A Maker's Australian Vacation Pt. 2
Today on the blog, Myles shares about an exciting trip to a historical quilt exhibit.
While visiting Melbourne for a wedding, the bride’s mother (a new friend and fellow quilter) asked if I would be interested in visiting the historical quilt exhibit Making the Australian Quilt 1800 – 1950. It was on display at the National Gallery of Victoria. I quickly said “yes” and we made arrangements to go the day after the wedding. I’m so glad I did. There were amazing and inspiring examples of quilt, many with a uniquely Australian flavour. Here are a few of the photos that I snapped on my visit.
Note the distinctly Australian animals featured above, especially the kangaroo and emu.

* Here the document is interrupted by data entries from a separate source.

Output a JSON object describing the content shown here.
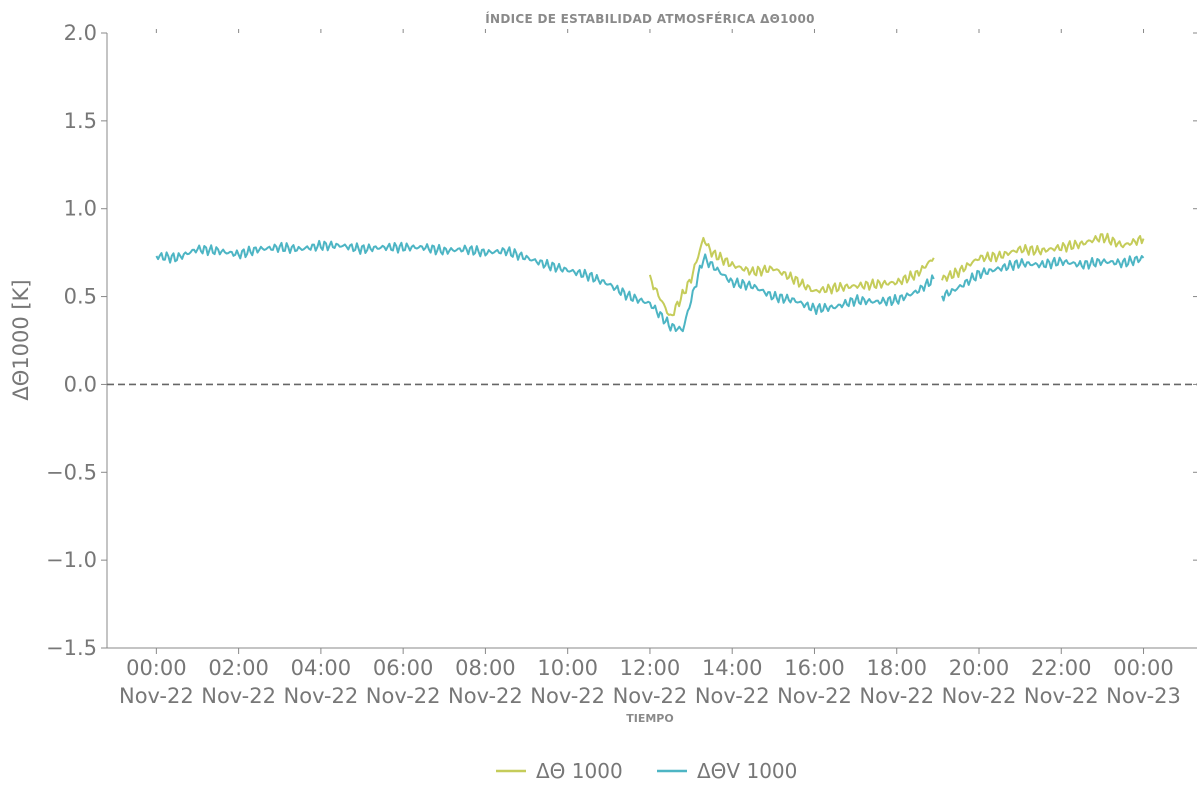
{
  "chart_data": {
    "type": "line",
    "title": "ÍNDICE DE ESTABILIDAD ATMOSFÉRICA ΔΘ1000",
    "xlabel": "TIEMPO",
    "ylabel": "ΔΘ1000 [K]",
    "ylim": [
      -1.5,
      2.0
    ],
    "xlim_hours": [
      -1.2,
      25.3
    ],
    "yticks": [
      2.0,
      1.5,
      1.0,
      0.5,
      0.0,
      -0.5,
      -1.0,
      -1.5
    ],
    "ytick_labels": [
      "2.0",
      "1.5",
      "1.0",
      "0.5",
      "0.0",
      "−0.5",
      "−1.0",
      "−1.5"
    ],
    "xticks_hours": [
      0,
      2,
      4,
      6,
      8,
      10,
      12,
      14,
      16,
      18,
      20,
      22,
      24
    ],
    "xtick_labels": [
      [
        "00:00",
        "Nov-22"
      ],
      [
        "02:00",
        "Nov-22"
      ],
      [
        "04:00",
        "Nov-22"
      ],
      [
        "06:00",
        "Nov-22"
      ],
      [
        "08:00",
        "Nov-22"
      ],
      [
        "10:00",
        "Nov-22"
      ],
      [
        "12:00",
        "Nov-22"
      ],
      [
        "14:00",
        "Nov-22"
      ],
      [
        "16:00",
        "Nov-22"
      ],
      [
        "18:00",
        "Nov-22"
      ],
      [
        "20:00",
        "Nov-22"
      ],
      [
        "22:00",
        "Nov-22"
      ],
      [
        "00:00",
        "Nov-23"
      ]
    ],
    "reference_line": {
      "y": 0.0,
      "style": "dashed",
      "color": "#666666"
    },
    "grid": false,
    "legend_position": "bottom-center",
    "series": [
      {
        "name": "ΔΘ 1000",
        "color": "#c5cc5a",
        "x_hours": [
          12.0,
          12.5,
          13.0,
          13.3,
          13.5,
          14.0,
          14.5,
          15.0,
          15.5,
          16.0,
          16.5,
          17.0,
          17.5,
          18.0,
          18.5,
          18.9,
          null,
          19.1,
          19.5,
          20.0,
          20.5,
          21.0,
          21.5,
          22.0,
          22.5,
          23.0,
          23.5,
          24.0
        ],
        "y": [
          0.6,
          0.38,
          0.6,
          0.83,
          0.75,
          0.68,
          0.64,
          0.66,
          0.6,
          0.53,
          0.55,
          0.56,
          0.57,
          0.58,
          0.63,
          0.72,
          null,
          0.6,
          0.64,
          0.72,
          0.73,
          0.77,
          0.76,
          0.78,
          0.8,
          0.84,
          0.79,
          0.83
        ]
      },
      {
        "name": "ΔΘV 1000",
        "color": "#4db5c4",
        "x_hours": [
          0.0,
          0.5,
          1.0,
          1.5,
          2.0,
          2.5,
          3.0,
          3.5,
          4.0,
          4.5,
          5.0,
          5.5,
          6.0,
          6.5,
          7.0,
          7.5,
          8.0,
          8.5,
          9.0,
          9.5,
          10.0,
          10.5,
          11.0,
          11.5,
          12.0,
          12.5,
          12.8,
          13.0,
          13.3,
          13.6,
          14.0,
          14.5,
          15.0,
          15.5,
          16.0,
          16.5,
          17.0,
          17.5,
          18.0,
          18.5,
          18.9,
          null,
          19.1,
          19.5,
          20.0,
          20.5,
          21.0,
          21.5,
          22.0,
          22.5,
          23.0,
          23.5,
          24.0
        ],
        "y": [
          0.73,
          0.72,
          0.77,
          0.76,
          0.74,
          0.77,
          0.78,
          0.77,
          0.79,
          0.79,
          0.77,
          0.78,
          0.78,
          0.78,
          0.76,
          0.77,
          0.75,
          0.76,
          0.72,
          0.68,
          0.65,
          0.62,
          0.57,
          0.5,
          0.46,
          0.33,
          0.31,
          0.48,
          0.72,
          0.66,
          0.58,
          0.56,
          0.5,
          0.48,
          0.43,
          0.44,
          0.48,
          0.47,
          0.48,
          0.53,
          0.6,
          null,
          0.5,
          0.55,
          0.63,
          0.66,
          0.69,
          0.68,
          0.7,
          0.68,
          0.7,
          0.69,
          0.72
        ]
      }
    ]
  }
}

Unfortunately, the photos don’t do them justice, but the paper-piecing on the above quilts was amazing. I believe that both of these quilts were pieced mainly from silk and the quilt on the left features some velvet as well.

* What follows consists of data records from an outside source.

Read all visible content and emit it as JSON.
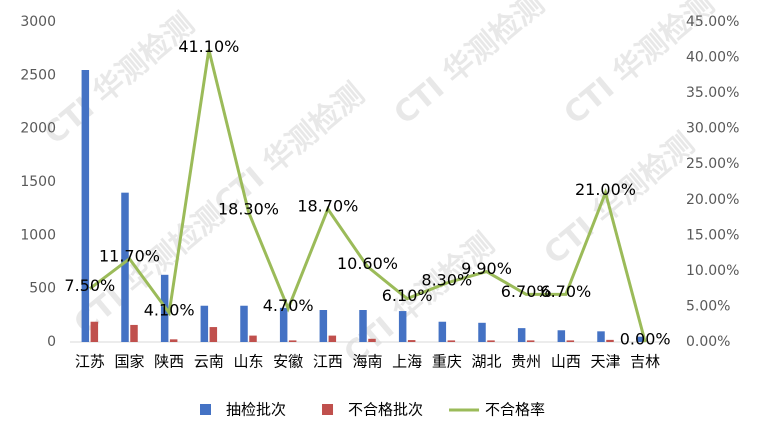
{
  "chart_data": {
    "type": "combo",
    "watermark": "CTI 华测检测",
    "categories": [
      "江苏",
      "国家",
      "陕西",
      "云南",
      "山东",
      "安徽",
      "江西",
      "海南",
      "上海",
      "重庆",
      "湖北",
      "贵州",
      "山西",
      "天津",
      "吉林"
    ],
    "series": [
      {
        "name": "抽检批次",
        "type": "bar",
        "color": "#4472c4",
        "values": [
          2550,
          1400,
          630,
          340,
          340,
          320,
          300,
          300,
          290,
          190,
          180,
          130,
          110,
          100,
          50
        ]
      },
      {
        "name": "不合格批次",
        "type": "bar",
        "color": "#c0504d",
        "values": [
          190,
          160,
          25,
          140,
          60,
          15,
          60,
          30,
          18,
          15,
          15,
          15,
          15,
          20,
          0
        ]
      },
      {
        "name": "不合格率",
        "type": "line",
        "axis": "y2",
        "color": "#9bbb59",
        "values": [
          7.5,
          11.7,
          4.1,
          41.1,
          18.3,
          4.7,
          18.7,
          10.6,
          6.1,
          8.3,
          9.9,
          6.7,
          6.7,
          21.0,
          0.0
        ],
        "value_labels": [
          "7.50%",
          "11.70%",
          "4.10%",
          "41.10%",
          "18.30%",
          "4.70%",
          "18.70%",
          "10.60%",
          "6.10%",
          "8.30%",
          "9.90%",
          "6.70%",
          "6.70%",
          "21.00%",
          "0.00%"
        ]
      }
    ],
    "ylim": [
      0,
      3000
    ],
    "yticks": [
      0,
      500,
      1000,
      1500,
      2000,
      2500,
      3000
    ],
    "y2lim": [
      0,
      45
    ],
    "y2ticks": [
      {
        "value": 0,
        "label": "0.00%"
      },
      {
        "value": 5,
        "label": "5.00%"
      },
      {
        "value": 10,
        "label": "10.00%"
      },
      {
        "value": 15,
        "label": "15.00%"
      },
      {
        "value": 20,
        "label": "20.00%"
      },
      {
        "value": 25,
        "label": "25.00%"
      },
      {
        "value": 30,
        "label": "30.00%"
      },
      {
        "value": 35,
        "label": "35.00%"
      },
      {
        "value": 40,
        "label": "40.00%"
      },
      {
        "value": 45,
        "label": "45.00%"
      }
    ],
    "legend": "bottom"
  }
}
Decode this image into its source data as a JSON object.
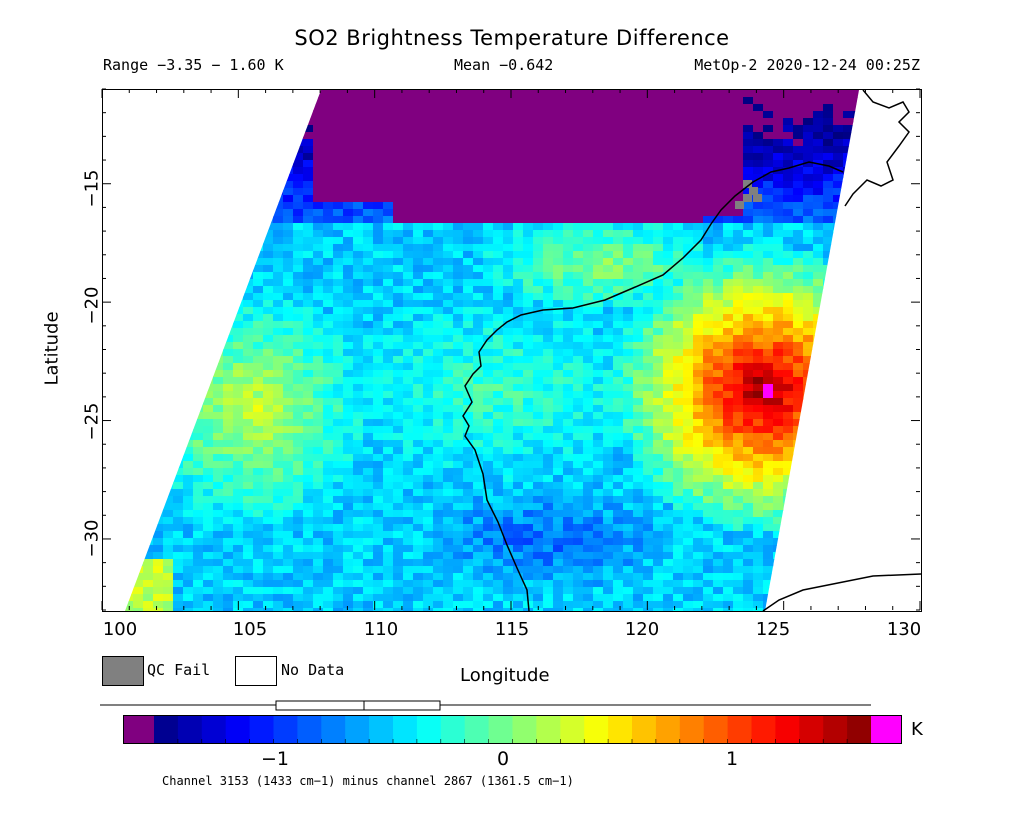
{
  "title": "SO2 Brightness Temperature Difference",
  "range_text": "Range −3.35 − 1.60 K",
  "mean_text": "Mean −0.642",
  "source_text": "MetOp-2 2020-12-24 00:25Z",
  "map": {
    "xlabel": "Longitude",
    "ylabel": "Latitude",
    "x_ticks": [
      "100",
      "105",
      "110",
      "115",
      "120",
      "125",
      "130"
    ],
    "y_ticks": [
      "−15",
      "−20",
      "−25",
      "−30"
    ],
    "lon_range": [
      100,
      130
    ],
    "lat_range": [
      -33,
      -11
    ],
    "colors": {
      "qc_fail": "#808080",
      "no_data": "#ffffff",
      "coastline": "#000000"
    }
  },
  "legend": {
    "qc_fail_label": "QC Fail",
    "no_data_label": "No Data"
  },
  "colorbar": {
    "unit": "K",
    "ticks": [
      "−1",
      "0",
      "1"
    ],
    "tick_values": [
      -1,
      0,
      1
    ],
    "value_range": [
      -1.6,
      1.6
    ],
    "under_color": "#800080",
    "over_color": "#ff00ff"
  },
  "footnote": "Channel 3153 (1433 cm−1) minus channel 2867 (1361.5 cm−1)"
}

The photos above show an amazing example of a Victorian crazy quilt. I was particularly impressed with the variegated embroidery.
The photo on the left shows an example from an exhibit of quilts that were created for warmth called “waggas”, generally made from fabric scraps from wool coats or salesmen’s samples. The photo on the right was unique to the exhibit. It shows a dress worn by Mrs. Butters to the Mayor’s Fancy Dress (costume) Ball in September 1866. The dress was made by Mrs. William Dobbs and is constructed from silk panels printed with plates from 14 different newspapers. Truly remarkable!
Quilting is very popular in modern-day Australia and I’m so glad I had a chance to see some of the history that lead up to the craft as it exists now.
Have you visited any art or quilt exhibits lately? We would love to hear about them!